Peanut Butter

Source: Based Cooking (community recipes)

Ingredients

Method

Ingredients

Method

Roasting is the foundation. Raw peanuts are bland and starchy; heat develops the oils and sugars that make peanut butter taste of itself. Spread 450g of raw, pre-shelled peanuts across a large baking tray in a single layer — crowding them steams rather than roasts — and place in a 175°C oven. They'll need 10–12 minutes. Watch for the shift from pale beige to deep tan, and listen for the smell to turn nutty and almost toasted, not acrid. This is when the roasting has converted enough starch into sweet compounds. Pull them out; any longer and you risk bitterness and a grainy texture in the final spread.

While still warm — this matters — tackle the skins. The heat makes them brittle and willing to separate from the kernel. Take a handful of peanuts, wrap them in a clean tea towel, and rub hard against the work surface or between your palms for 15–20 seconds. Most skins will flake away. You won't remove every last one, nor do you need to; a few trapped under the hull add negligible bitterness. What you're after is removing the papery outer layer that would otherwise cloud your spread and add astringency.

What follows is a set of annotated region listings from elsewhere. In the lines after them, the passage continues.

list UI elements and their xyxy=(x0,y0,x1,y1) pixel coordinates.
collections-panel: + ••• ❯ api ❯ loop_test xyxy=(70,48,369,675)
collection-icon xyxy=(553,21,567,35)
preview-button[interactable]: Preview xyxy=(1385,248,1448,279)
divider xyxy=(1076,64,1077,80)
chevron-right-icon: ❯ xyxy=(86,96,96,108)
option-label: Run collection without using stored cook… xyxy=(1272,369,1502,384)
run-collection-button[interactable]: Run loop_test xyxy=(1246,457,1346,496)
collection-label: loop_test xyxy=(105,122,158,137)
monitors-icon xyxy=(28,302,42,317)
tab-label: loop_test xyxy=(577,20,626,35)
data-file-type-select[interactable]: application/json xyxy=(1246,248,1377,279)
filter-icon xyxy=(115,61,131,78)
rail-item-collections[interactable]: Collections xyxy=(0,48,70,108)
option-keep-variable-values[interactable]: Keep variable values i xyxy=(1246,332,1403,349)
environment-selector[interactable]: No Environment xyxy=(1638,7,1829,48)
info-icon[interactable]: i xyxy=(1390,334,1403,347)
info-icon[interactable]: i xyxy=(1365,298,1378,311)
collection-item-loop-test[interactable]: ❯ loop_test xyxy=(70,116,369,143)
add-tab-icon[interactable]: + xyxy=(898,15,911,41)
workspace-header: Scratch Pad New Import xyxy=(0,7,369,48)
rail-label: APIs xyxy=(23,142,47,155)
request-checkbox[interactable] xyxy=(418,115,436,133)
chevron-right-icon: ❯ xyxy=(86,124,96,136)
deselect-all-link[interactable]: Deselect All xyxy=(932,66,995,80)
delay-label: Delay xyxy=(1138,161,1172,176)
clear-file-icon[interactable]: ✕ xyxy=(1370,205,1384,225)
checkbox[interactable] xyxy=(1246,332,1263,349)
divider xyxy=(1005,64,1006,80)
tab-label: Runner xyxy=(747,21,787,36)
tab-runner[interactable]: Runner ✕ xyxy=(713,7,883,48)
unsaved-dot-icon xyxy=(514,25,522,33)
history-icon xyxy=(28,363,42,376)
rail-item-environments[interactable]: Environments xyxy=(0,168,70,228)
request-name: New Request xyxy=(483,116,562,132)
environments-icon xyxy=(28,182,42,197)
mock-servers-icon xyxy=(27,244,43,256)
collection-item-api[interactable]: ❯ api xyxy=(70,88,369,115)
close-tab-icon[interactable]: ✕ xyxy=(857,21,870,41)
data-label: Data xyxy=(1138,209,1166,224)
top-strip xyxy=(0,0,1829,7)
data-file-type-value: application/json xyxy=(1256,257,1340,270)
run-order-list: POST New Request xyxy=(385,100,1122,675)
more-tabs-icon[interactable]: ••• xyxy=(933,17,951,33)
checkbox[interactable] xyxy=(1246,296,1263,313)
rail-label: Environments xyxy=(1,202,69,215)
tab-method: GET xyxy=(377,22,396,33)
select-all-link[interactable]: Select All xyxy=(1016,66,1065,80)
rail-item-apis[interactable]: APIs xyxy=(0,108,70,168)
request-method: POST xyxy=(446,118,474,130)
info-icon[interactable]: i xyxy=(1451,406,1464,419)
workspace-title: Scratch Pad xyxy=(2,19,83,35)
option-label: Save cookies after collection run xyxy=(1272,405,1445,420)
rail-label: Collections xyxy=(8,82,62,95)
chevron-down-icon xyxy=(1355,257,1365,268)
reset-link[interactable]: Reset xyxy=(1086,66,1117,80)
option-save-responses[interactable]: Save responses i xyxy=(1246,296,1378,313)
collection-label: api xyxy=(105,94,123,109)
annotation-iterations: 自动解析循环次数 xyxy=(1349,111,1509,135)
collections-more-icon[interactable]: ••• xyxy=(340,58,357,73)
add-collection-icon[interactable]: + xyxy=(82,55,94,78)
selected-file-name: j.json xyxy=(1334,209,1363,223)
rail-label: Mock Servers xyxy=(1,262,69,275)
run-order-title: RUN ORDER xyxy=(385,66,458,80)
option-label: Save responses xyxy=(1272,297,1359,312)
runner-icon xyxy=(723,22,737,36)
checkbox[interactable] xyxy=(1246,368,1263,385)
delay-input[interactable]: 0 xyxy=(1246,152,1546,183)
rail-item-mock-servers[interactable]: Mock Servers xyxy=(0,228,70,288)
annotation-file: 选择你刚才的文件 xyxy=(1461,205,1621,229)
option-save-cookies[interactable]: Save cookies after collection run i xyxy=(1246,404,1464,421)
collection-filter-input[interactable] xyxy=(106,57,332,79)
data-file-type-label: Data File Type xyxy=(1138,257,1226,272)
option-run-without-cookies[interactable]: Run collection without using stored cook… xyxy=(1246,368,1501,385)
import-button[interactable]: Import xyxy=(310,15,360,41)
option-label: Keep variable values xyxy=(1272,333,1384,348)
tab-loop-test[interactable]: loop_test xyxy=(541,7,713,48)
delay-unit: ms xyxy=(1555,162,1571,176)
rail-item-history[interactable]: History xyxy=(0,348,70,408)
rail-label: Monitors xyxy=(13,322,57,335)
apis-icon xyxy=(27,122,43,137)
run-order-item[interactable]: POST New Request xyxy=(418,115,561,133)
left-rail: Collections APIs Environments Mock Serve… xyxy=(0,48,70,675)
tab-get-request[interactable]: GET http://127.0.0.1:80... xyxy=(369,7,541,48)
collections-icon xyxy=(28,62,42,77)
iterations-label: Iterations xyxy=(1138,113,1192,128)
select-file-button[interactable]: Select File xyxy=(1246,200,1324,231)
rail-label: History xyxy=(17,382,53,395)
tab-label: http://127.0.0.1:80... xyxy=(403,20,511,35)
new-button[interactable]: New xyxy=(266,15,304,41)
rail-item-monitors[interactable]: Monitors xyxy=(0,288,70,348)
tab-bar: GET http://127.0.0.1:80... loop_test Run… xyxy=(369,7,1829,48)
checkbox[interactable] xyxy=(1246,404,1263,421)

Tip all the cooled, skinned peanuts into a food-processor fitted with the blade attachment. If you're adding salt — 2–3 grams per 450g is the standard — mix it in now. Process on full speed. What happens next surprises people: the peanuts will become a coarse powder within a minute, then suddenly break. The friction heat from the blade releases the oils trapped inside the cells. The powder wets, darkens, and transforms into a slick paste. This takes 3–5 minutes depending on your processor's power. If it seems stuck halfway — still grainy — scrape down the sides and keep going. Stop before it separates into a pool of oil with a dry sediment; that's overprocessing.

The result is peanut butter. Its shelf life is excellent; the oil content and low moisture protect it from spoilage. Store in an airtight jar at room temperature for six weeks, or refrigerate for up to three months.